Why We Stopped Using LangChain

After six months in production, we replaced LangChain with 200 lines of TypeScript. Here's what we learned about framework dependency in AI systems.

architectureai-agentsinfrastructure

We used LangChain for six months on a production agent system. It started well. The abstractions were convenient. The ecosystem was rich. Then the problems started.

This isn't a hit piece. LangChain solved real problems and accelerated our early development. But the decision to remove it taught us more about agent architecture than the decision to adopt it.

The versioning problem

LangChain moved fast. Too fast for production. We pinned to version 0.1.x. Three months later, the ecosystem had moved to 0.2.x with breaking changes. Community examples, Stack Overflow answers, and documentation all referenced the new version. Our pinned version was already legacy.

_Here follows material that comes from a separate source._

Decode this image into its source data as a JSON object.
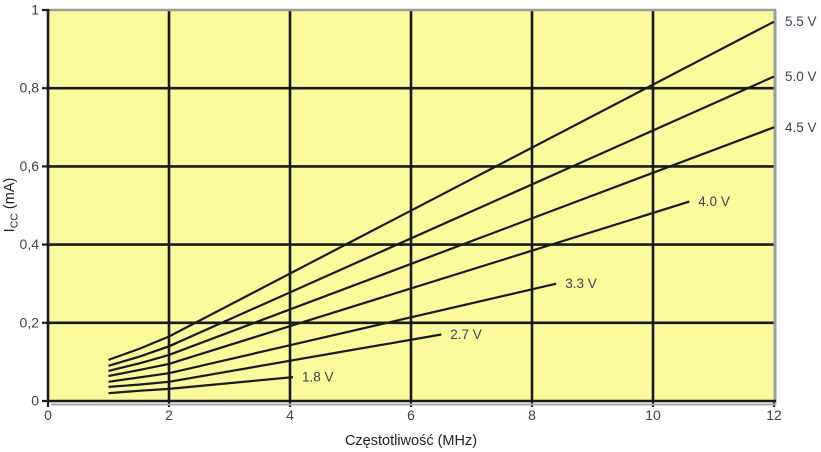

This isn't unique to LangChain. It's a property of any rapidly evolving framework. But in infrastructure that runs 24/7, "rapidly evolving" is a synonym for "unstable."

The debugging wall

When an agent call failed, our stack traces were 47 frames deep. Most of them inside LangChain's internal callback system, serialization layer, and memory management. Finding the actual failure, whether a malformed tool response, a token limit exceeded, or a rate limit hit, required reading framework source code.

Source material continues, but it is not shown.